Interest rates are hovering at record lows, which means you may want to refinance in the future. How much will a forbearance affect your ability to do so? Not much, Valdes says. A recent update provided by the Federal Housing Finance Agency now allows homeowners to refinance after a period of forbearance. 

“All you have to do is make three mortgage payments in a row, and then you’ll be eligible,” Valdes says. “Before this update was made, you had to wait a whole year of making mortgage repayments.”

What are my other options?

If you’re on the fence about whether forbearance is the right option for you, there are a few other alternatives, says Andy Taylor, the general manager of Credit Karma Home. Because home equity levels remain at record highs, homeowners can consider a cash-out refinance that would allow you to cash out the equity you’ve built in your home, while locking in a lower interest rate.

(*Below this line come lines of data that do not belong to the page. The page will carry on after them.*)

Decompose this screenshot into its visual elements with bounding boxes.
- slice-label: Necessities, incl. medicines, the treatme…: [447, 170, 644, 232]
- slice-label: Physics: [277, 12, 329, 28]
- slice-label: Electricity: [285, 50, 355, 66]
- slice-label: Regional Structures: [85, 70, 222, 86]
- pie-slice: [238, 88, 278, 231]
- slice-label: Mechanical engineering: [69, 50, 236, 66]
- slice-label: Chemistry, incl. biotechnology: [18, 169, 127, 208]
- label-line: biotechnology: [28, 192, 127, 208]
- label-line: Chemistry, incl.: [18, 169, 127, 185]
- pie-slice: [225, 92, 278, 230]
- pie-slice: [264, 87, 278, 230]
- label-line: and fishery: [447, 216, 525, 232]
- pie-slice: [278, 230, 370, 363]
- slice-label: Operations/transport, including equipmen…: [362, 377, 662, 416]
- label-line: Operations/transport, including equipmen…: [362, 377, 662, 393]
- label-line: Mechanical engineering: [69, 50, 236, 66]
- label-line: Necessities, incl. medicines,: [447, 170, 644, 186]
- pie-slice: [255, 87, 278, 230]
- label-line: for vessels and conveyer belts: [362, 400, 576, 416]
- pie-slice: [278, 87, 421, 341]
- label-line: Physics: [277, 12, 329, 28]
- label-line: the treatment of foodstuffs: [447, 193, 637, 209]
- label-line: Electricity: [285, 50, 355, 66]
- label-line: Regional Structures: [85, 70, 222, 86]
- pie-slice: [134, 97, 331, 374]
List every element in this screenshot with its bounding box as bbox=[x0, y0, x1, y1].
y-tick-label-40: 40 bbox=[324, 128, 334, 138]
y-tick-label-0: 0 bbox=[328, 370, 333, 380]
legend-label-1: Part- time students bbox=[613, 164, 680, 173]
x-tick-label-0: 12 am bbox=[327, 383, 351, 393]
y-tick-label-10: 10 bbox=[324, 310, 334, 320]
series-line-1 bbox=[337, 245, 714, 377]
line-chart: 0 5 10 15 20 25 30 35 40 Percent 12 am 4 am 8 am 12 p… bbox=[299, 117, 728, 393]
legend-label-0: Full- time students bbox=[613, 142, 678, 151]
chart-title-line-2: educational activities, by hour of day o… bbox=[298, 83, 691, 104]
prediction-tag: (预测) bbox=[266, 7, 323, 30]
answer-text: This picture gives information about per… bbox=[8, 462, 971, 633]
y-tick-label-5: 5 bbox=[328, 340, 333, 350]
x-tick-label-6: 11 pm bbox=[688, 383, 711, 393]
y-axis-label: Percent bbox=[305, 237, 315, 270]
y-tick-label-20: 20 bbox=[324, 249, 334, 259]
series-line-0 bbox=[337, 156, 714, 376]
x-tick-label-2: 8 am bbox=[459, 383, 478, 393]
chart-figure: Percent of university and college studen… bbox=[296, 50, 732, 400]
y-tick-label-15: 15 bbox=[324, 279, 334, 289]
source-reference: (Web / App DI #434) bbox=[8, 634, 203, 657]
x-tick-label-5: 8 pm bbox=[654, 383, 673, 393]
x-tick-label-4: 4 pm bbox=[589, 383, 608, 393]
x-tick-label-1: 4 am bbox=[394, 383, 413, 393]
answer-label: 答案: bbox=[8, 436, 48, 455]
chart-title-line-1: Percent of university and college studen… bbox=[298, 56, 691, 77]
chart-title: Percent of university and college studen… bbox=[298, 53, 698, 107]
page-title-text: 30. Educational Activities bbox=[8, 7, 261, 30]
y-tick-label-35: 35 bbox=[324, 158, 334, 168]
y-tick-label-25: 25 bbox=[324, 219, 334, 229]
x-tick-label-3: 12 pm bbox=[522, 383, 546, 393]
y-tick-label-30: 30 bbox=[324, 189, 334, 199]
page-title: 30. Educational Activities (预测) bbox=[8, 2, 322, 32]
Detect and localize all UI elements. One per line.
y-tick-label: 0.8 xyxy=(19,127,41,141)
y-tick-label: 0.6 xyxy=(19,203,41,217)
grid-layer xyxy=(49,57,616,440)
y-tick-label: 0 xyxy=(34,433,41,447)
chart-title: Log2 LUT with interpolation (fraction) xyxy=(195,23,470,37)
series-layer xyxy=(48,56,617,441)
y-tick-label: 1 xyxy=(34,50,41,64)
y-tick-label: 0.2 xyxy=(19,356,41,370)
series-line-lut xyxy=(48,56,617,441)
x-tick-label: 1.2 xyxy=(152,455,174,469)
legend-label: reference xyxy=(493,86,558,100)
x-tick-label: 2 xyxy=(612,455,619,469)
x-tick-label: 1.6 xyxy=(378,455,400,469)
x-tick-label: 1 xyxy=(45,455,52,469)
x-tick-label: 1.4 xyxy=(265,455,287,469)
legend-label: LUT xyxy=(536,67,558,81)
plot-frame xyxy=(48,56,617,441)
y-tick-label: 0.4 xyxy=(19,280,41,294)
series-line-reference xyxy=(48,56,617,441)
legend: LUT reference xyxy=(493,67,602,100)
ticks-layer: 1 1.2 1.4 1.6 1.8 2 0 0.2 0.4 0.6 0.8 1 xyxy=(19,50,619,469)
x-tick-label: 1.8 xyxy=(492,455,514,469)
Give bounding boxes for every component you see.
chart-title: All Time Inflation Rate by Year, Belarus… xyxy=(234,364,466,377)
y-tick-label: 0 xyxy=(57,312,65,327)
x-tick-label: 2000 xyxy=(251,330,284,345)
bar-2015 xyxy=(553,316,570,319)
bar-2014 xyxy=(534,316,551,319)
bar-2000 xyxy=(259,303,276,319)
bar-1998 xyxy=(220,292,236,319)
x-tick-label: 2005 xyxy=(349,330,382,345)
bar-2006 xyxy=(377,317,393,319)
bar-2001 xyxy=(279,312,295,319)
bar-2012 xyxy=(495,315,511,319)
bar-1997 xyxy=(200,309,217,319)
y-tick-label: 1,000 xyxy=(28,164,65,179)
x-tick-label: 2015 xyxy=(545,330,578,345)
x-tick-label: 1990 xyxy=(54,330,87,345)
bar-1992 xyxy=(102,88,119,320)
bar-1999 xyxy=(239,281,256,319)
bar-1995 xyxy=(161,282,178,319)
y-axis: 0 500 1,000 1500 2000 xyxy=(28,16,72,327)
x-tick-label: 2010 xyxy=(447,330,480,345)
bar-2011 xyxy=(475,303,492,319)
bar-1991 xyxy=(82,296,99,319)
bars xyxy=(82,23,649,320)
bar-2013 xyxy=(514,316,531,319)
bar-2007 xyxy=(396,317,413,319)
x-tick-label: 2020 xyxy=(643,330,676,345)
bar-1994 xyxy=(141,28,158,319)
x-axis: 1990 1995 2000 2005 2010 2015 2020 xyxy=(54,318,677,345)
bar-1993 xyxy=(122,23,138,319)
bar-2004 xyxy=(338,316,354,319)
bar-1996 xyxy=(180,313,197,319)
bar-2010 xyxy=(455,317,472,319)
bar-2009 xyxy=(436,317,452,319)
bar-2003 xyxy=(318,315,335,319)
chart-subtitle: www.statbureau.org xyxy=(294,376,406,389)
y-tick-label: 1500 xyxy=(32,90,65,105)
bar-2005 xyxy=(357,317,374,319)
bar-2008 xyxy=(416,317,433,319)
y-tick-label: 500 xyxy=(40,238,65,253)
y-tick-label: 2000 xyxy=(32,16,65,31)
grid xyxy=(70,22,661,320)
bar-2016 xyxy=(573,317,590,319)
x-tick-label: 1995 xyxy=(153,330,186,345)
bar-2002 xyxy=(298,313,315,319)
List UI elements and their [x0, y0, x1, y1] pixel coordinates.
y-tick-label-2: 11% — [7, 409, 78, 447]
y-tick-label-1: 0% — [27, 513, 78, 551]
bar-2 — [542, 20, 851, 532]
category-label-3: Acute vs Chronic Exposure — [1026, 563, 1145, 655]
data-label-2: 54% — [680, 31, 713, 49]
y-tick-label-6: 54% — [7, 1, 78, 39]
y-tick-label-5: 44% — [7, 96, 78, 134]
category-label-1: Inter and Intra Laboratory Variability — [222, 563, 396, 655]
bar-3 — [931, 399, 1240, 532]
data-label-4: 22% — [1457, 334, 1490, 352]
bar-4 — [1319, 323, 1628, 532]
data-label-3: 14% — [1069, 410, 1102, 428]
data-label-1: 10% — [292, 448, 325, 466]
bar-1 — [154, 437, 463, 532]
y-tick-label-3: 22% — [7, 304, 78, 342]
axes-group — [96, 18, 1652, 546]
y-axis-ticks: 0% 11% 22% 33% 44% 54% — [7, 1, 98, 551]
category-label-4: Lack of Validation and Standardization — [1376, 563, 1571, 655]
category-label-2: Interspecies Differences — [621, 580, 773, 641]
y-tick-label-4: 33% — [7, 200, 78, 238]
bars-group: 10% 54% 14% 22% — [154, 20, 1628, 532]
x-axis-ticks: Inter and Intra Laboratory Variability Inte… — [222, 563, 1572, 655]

Or, Taylor says, a home equity line of credit (or HELOC) allows you to borrow money with a revolving line of credit against the equity of your home. You can secure a HELOC now, even if you don’t plan to use it for a little while. Yet another alternative? If you can no longer afford your payment as is, you might be able to modify your loan, Grech says. For example, this could mean stretching your loan out from 30 years to 40 years, which could make your monthly payments a bit more affordable.